Programming Archives » Musings of an IT Implementor

Create a SAML Key & Cert in Powershell for PowerBI to HANA SSO

You’ve seen the Microsoft documentation, you want to create a private key and a certificate that can be used with a SAML assertion for single-sign-on between Microsoft PowerBI Gateway and a SAP HANA 2.0 database.

Where’s the problem?

The problem, is that the Microsoft documentation simply says to use “openssl”. Not only that, but it suggests that you create a CA (Certificate Authority) key and certificate first, then create a separate key and certificate for the actual IdP (which in this setup is the PowerBI Gateway), and sign it with the new CA certificate, creating a chain.

This is just not needed in SAML. In a SAML assertion, the certificate used for signature doesn’t need to be signed/issued by anyone in particular because the chain is not validated. The lifetime of the certificate can be loooong, because there is no chain. In the case of a compromised key, the IdP key and certificate would need to be re-created and the new certificate distributed to the target systems (service providers like SAP HANA database).

In this post I’m actually addressing two issues with the Microsoft documentation (I’ve raised one on the github page, but alas it has not been closed yet).

No CA is needed. A self-signed IdP certificate works perfectly fine.
OpenSSL is not needed. We can do it all in Powershell (with an evil laugh added in for extra evilness).
We don’t need to export the key and certificate into a PFX file, then import it into the Windows certificate store.

Show me the Code

After fiddling around with various iterations, I found that the following Powershell code produces a key and certificate that is accepted by PowerBI Gateway (the key uses a valid provider).
The certificate is also accepted by SAP HANA once you’ve imported it into the new Identity Provider that you create in the HANA Cockpit (or HANA Studio if you must – tut tut tut).

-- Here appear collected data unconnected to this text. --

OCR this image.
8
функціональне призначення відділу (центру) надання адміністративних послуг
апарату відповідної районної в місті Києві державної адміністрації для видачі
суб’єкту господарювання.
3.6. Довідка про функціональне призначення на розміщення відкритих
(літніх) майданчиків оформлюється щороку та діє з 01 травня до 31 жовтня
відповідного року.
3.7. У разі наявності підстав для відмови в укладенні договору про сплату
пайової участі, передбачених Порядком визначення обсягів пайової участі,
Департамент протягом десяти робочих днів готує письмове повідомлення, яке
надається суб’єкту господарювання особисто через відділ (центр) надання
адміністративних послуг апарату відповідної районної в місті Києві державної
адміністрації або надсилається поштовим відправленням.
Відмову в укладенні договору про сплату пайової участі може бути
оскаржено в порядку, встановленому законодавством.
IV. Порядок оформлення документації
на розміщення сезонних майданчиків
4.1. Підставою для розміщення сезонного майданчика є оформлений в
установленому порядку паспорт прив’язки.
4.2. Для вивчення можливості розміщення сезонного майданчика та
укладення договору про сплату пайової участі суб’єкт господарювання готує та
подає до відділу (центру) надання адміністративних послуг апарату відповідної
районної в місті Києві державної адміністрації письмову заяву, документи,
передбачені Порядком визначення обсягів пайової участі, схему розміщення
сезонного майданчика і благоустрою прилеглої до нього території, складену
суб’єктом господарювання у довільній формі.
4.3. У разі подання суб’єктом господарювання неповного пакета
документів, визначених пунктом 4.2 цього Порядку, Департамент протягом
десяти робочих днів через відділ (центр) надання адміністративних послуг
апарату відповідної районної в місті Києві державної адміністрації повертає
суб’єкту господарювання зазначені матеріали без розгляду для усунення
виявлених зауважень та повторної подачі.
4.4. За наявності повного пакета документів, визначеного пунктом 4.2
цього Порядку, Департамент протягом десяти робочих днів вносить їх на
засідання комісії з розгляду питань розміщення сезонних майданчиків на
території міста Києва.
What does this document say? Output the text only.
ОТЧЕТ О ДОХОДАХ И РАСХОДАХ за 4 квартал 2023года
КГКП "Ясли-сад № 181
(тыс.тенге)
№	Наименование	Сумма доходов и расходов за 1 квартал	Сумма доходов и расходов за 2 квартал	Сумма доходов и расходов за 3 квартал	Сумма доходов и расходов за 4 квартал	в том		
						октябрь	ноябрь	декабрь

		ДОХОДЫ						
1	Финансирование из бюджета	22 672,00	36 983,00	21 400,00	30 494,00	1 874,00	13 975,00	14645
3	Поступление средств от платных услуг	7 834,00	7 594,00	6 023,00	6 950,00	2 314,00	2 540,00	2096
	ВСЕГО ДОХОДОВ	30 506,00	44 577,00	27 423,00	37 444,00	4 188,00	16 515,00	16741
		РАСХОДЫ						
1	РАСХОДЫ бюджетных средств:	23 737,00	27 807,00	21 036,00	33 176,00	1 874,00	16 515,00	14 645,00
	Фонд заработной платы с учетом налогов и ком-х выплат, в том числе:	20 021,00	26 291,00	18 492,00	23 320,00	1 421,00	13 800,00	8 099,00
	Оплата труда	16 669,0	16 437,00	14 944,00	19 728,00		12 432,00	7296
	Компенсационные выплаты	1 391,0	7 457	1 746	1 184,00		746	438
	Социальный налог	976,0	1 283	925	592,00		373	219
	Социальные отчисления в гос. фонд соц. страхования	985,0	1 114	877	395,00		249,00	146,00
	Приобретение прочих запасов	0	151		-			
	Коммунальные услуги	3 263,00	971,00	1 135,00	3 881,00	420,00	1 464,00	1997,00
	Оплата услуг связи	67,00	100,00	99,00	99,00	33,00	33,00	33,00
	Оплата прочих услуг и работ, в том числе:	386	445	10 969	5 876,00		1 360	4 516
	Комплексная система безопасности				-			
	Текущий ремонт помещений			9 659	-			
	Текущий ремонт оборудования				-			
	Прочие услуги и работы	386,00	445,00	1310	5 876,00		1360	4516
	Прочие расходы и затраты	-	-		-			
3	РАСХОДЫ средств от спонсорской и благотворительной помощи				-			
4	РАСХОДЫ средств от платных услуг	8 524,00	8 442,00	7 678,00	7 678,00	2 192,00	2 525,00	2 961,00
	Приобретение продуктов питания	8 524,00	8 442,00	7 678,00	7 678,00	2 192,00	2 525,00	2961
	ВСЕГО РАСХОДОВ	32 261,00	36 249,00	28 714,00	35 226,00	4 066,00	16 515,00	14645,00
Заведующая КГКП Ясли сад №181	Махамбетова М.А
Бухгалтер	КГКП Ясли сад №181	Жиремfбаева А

Code to create a private key, plus certificate valid for 10 years from today and store it in the Windows “LocalMachine” certificates store in the “Personal” folder on the PowerBI Gateway:

$params = @{
Subject = "CN=PowerBI HANA IdP,OU=MyDept,O=MyCompany,L=MyTown,ST=MyShire,C=GB"
KeyAlgorithm = 'RSA'
KeyLength = 2048
NotAfter = $(Get-Date).AddMonths(120)
FriendlyName = "PowerBI HANA IdP Cert"
KeyFriendlyName = "PowerBI HANA IdP Cert"
HashAlgorithm = 'SHA256'
KeyUsage = 'None'
SuppressOid = '2.5.29.37'
CertStoreLocation = 'Cert:\LocalMachine\My'
Provider = 'Microsoft Enhanced RSA and AES Cryptographic Provider'
KeySpec = 'KeyExchange'
TextExtension = @("2.5.29.19={text}CA=true")
}

$cert = New-SelfSignedCertificate @params

The code above generates an x.509 certificate that contains “CA=true” in the BasicConstraints section.
This is the only part that may not actually be needed. I was really tired after all the investigation. Think of the time I have just saved you here!
If you don’t do this part and it still works, let me know.

Without the “Provider” parameter specifically set to “Microsoft Enhanced RSA and AES Cryptographic Provider” the PowerBI Gateway would not select the key during the SSO connection test.
Instead it would throw an error like so in the GatewayErrors log:

InnerToString=<ccon>System.Security.Cryptography.CryptographicException: Invalid provider type specified.

I had to use the “SuppressOid” parameter to prevent the KeyUsage being added, even if I specifically set “KeyUsage = ‘None'”.
This is really just cosmetic, because I wanted the certificate to look as identical to the openssl generated certificate. If you don’t do this part and it still works, let me know.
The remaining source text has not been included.